# Show that this is a solution of Laplace's eqn

1. Sep 13, 2009

### Prologue

1. The problem statement, all variables and given/known data

Suppose that u(x,y) is a solution of Laplace's equation. If theta is a fixed real number and $$v(x,y)=u(xcos\theta-ysin\theta,xsin\theta+ycos\theta)$$
show that v is a solution also.

2. Relevant equations

$$\nabla^{2}u(x,y)=0$$

3. The attempt at a solution

To be honest I haven't gotten anywhere. I have tried just taking the derivatives and seeing what would happen but that didn't get me anywhere (turned ugly fast in other words). I know that Laplace's equation is linear and I bet this has something to do with it but I can't find the way to separate them. I am guessing this problem is supposed to be a quick exercise but it is not clicking with me.

2. Sep 13, 2009

### Office_Shredder

Staff Emeritus
Taking derivatives sounds like a fine idea to me. Multi variable chain rules can be messy, but just slog through it and get the final answer. It's good for you

3. Sep 13, 2009

### Gregg

4. Sep 13, 2009

### Prologue

Will do, I just figured there would be a linearity trick (or change of variables) that does it in 0.73 seconds. But if not I'll just do the multivariable chain rule stuff. I'll report back.

5. Sep 13, 2009

### Prologue

Ok, I think I arrived at something, just one more logical hurdle for me.

I set

$$s=xcos\theta-ysin\theta$$

and

$$t=xsin\theta+ycos\theta$$

Then

$$\nabla^{2}v(x,y)=\nabla^{2}u(s,t)$$

After that I differentiated using many a chain rule to arrive at this

$$\nabla^{2}u(s,t)=\frac{\partial ^{2} u(s,t)}{\partial s^{2}}+\frac{\partial^{2}u(s,t)}{\partial t ^{2}}$$

I am a little iffy on how to interpret this.
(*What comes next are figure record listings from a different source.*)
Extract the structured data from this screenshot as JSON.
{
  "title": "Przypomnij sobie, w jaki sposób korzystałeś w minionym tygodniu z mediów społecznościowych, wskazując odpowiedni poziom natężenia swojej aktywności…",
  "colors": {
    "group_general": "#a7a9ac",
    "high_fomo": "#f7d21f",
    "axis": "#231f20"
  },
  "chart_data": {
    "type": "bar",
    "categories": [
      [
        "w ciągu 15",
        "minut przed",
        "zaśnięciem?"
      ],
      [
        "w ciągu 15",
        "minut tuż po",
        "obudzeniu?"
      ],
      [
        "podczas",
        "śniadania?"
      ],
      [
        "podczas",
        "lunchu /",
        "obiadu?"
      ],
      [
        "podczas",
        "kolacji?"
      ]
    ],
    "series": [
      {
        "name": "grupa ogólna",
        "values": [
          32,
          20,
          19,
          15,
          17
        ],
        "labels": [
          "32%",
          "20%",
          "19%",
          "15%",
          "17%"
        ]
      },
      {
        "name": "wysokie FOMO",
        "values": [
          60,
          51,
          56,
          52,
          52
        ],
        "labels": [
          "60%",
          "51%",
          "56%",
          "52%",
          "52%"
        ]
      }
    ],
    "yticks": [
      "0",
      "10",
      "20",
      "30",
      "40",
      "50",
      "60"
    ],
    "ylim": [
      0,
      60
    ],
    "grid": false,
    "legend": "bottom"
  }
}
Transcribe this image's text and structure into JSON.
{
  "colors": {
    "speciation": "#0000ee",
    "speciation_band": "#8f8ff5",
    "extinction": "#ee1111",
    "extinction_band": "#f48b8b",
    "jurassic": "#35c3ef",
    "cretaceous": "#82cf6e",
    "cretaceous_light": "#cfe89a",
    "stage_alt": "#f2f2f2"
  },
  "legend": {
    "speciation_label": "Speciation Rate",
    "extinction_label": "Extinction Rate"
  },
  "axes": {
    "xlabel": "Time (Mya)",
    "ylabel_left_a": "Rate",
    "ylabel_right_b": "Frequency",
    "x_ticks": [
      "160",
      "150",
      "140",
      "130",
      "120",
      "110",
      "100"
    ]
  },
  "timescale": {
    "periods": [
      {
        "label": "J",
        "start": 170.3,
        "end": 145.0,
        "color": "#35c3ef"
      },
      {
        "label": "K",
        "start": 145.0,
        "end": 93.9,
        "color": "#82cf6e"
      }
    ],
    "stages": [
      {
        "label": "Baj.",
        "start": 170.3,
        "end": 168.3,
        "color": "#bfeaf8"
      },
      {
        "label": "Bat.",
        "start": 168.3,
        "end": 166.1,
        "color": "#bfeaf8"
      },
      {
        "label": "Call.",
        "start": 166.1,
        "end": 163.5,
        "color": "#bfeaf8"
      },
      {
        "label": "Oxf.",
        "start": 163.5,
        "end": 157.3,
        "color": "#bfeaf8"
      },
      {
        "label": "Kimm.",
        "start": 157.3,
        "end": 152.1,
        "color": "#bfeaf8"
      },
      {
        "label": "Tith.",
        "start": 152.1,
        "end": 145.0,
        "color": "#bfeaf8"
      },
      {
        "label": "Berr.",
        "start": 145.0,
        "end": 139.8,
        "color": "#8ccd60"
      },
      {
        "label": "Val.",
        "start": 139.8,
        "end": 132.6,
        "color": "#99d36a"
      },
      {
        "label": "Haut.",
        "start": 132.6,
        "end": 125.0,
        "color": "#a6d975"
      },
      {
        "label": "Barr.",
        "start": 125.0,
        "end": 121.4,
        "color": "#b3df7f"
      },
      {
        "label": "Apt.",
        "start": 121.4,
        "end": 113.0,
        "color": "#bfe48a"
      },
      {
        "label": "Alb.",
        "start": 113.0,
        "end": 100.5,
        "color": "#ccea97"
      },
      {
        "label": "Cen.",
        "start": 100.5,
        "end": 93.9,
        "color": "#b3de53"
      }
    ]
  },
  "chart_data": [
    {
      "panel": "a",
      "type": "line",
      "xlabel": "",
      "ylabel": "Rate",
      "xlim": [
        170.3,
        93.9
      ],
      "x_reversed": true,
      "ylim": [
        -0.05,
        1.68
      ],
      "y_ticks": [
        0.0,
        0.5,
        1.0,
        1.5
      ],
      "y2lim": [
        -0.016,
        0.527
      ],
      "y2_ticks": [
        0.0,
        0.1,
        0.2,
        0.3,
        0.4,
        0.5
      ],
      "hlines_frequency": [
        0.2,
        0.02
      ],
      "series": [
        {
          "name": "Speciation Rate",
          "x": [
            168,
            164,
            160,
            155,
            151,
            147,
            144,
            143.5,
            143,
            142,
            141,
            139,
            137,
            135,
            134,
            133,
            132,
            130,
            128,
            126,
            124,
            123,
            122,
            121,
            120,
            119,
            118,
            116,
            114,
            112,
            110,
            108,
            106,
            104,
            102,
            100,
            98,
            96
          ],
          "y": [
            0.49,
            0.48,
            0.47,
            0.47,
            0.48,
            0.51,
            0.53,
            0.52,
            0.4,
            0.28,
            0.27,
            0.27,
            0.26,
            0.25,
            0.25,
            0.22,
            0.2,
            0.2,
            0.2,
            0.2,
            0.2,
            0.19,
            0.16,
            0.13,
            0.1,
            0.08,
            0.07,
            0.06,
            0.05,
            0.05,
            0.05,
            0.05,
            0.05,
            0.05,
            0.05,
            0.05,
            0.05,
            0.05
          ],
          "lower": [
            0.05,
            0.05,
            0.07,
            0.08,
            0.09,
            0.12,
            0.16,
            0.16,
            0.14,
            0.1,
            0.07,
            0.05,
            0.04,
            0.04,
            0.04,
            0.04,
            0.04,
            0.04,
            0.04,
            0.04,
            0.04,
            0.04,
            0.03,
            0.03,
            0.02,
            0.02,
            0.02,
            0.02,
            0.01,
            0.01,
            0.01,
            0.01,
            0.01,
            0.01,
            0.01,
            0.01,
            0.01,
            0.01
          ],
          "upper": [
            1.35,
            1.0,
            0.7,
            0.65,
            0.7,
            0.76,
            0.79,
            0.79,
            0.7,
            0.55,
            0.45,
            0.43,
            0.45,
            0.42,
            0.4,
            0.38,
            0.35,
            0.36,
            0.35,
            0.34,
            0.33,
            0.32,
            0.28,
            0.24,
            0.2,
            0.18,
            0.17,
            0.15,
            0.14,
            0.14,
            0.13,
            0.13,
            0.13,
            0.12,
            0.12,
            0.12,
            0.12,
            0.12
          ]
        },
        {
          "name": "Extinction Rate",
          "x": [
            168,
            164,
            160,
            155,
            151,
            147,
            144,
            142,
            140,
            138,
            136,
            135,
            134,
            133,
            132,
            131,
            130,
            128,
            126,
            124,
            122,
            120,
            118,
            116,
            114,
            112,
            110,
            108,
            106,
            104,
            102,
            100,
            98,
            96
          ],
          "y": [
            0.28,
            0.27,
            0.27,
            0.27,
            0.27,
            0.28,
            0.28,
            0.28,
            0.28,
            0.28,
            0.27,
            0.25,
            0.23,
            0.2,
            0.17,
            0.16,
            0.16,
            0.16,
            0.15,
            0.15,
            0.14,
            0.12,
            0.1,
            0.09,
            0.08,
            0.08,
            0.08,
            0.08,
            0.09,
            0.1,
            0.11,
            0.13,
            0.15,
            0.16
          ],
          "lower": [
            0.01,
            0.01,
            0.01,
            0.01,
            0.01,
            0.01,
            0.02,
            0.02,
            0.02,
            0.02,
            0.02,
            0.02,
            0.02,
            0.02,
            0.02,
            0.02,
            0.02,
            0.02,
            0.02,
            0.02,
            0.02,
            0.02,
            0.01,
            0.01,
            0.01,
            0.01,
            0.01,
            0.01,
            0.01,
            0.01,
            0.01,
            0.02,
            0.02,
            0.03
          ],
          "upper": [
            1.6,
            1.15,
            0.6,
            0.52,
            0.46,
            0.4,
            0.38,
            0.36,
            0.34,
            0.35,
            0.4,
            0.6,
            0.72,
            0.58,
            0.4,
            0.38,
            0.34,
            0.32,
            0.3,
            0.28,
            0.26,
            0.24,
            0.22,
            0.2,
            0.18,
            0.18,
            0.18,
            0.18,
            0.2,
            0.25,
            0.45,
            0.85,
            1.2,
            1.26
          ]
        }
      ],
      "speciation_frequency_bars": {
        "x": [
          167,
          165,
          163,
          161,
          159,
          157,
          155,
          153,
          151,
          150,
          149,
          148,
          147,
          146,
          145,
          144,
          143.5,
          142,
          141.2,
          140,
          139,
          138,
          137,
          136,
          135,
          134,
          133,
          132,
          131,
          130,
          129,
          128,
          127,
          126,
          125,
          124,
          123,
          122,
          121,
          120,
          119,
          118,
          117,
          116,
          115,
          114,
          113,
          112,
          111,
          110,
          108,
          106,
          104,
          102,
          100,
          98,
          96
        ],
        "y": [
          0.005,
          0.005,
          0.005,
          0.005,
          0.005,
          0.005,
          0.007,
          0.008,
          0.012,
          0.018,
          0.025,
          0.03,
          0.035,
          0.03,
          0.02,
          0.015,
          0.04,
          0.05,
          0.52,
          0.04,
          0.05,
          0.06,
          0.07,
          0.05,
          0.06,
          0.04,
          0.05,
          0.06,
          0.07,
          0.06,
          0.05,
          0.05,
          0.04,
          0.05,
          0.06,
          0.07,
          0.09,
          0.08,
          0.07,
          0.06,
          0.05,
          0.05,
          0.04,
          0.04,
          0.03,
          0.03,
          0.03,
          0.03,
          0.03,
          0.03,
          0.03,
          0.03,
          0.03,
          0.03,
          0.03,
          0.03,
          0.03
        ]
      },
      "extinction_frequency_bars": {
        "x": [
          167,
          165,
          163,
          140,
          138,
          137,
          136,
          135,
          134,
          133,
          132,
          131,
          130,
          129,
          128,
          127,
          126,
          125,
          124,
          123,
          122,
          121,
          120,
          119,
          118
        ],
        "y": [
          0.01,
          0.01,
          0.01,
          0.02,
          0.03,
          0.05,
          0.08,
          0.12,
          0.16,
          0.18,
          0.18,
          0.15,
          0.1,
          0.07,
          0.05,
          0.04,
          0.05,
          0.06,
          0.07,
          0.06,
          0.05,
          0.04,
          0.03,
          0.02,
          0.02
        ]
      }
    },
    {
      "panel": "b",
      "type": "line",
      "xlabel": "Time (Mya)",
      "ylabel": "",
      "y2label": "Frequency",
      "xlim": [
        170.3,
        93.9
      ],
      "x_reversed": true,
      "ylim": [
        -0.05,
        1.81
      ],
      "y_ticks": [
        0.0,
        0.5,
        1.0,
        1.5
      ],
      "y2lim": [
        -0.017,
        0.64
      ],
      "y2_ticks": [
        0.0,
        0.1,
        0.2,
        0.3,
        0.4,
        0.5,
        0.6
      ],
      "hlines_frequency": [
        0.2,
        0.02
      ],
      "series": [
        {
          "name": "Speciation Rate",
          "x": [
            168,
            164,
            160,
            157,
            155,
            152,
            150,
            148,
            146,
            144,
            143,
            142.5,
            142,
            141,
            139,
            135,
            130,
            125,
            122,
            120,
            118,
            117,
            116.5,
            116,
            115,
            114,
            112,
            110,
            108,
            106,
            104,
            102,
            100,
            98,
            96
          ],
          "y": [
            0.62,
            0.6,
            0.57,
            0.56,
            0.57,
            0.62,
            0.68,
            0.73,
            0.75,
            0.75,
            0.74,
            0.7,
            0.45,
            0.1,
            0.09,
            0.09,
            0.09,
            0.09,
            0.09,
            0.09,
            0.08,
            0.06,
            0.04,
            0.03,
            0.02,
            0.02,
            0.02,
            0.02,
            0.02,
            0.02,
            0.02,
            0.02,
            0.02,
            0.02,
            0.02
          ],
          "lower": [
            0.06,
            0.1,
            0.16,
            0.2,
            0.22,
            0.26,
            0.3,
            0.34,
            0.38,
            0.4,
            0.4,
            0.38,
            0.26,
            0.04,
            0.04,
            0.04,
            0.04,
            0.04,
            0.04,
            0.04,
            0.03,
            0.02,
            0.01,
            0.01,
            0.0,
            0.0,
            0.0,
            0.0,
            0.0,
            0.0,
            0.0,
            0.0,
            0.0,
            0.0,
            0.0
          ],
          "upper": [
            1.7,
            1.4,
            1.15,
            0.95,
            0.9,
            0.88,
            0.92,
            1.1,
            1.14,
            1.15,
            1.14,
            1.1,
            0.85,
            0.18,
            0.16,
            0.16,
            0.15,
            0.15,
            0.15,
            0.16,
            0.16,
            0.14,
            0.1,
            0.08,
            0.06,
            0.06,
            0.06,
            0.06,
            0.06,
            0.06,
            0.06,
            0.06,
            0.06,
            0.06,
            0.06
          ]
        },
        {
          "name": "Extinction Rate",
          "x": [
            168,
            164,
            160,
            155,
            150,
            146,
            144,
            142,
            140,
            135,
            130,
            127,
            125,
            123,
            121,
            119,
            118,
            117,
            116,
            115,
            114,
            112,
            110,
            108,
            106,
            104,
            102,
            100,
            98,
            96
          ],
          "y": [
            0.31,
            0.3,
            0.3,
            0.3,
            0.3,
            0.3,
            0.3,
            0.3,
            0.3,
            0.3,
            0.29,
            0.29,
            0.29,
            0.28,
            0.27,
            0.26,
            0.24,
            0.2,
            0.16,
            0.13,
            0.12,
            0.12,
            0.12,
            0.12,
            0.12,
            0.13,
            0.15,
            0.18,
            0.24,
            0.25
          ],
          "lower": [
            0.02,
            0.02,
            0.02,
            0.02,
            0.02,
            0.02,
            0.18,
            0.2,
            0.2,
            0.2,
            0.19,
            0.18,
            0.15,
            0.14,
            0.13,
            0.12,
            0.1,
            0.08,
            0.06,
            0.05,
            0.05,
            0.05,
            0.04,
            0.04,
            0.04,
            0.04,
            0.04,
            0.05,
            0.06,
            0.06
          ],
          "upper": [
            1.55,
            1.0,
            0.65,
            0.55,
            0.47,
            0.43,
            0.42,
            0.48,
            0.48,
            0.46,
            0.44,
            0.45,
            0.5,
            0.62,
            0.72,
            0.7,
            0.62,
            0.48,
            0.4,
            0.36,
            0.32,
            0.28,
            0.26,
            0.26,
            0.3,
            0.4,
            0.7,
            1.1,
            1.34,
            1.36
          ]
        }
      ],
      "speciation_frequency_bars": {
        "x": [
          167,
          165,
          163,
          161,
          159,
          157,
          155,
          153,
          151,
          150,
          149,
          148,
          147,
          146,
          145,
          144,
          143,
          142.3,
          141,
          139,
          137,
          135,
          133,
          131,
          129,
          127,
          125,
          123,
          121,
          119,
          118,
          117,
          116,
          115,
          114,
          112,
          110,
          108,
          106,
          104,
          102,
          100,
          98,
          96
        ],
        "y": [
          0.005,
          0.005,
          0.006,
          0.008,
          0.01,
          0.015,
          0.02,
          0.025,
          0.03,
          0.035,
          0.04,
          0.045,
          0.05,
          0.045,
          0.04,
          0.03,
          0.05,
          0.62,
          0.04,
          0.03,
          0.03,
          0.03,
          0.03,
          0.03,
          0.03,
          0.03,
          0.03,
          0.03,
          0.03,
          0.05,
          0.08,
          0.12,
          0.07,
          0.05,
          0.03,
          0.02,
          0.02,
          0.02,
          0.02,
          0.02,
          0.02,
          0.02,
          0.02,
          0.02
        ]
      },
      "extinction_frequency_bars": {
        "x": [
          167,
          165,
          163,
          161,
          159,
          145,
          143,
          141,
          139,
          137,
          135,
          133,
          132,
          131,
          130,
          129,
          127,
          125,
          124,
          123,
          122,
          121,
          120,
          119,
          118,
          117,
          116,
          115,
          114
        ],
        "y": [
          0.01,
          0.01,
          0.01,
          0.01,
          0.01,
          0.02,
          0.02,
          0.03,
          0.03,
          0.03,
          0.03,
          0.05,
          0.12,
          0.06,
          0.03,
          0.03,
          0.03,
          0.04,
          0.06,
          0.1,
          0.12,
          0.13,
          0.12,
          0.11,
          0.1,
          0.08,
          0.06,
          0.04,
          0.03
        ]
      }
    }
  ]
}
My apprehension is because s and t are not independent variables as far as I can see, they both depend on things (implicitly) that the other one depends on (x and y). If they were independent I would say, there, it is shown since this

$$\frac{\partial ^{2} u(x,y)}{\partial x ^{2}}+\frac{\partial ^{2} u(x,y)}{\partial y ^{2}}=0$$

is true by definition and then why would it be any different for switching the variables to s and t? But if s and t aren't independent then it seems to me that we have a problem. I have always had this type of apprehension in these types of problems, can someone clear this up once and for all? When does the implicitness matter and when doesn't it?

Last edited: Sep 14, 2009
6. Sep 15, 2009

### Prologue

Can anyone offer any insight into this?

7. Sep 15, 2009

### Gregg

$$\left[ \begin{array}{cc} \text{cos}(\theta ) & -\text{sin}(\theta ) \\ \text{sin}(\theta ) & \text{cos}(\theta ) \end{array} \right]\left[ \begin{array}{c} x \\ y \end{array} \right]=\left[ \begin{array}{c} s \\ t \end{array} \right]$$

The matrix is non singular doesn't that imply independence?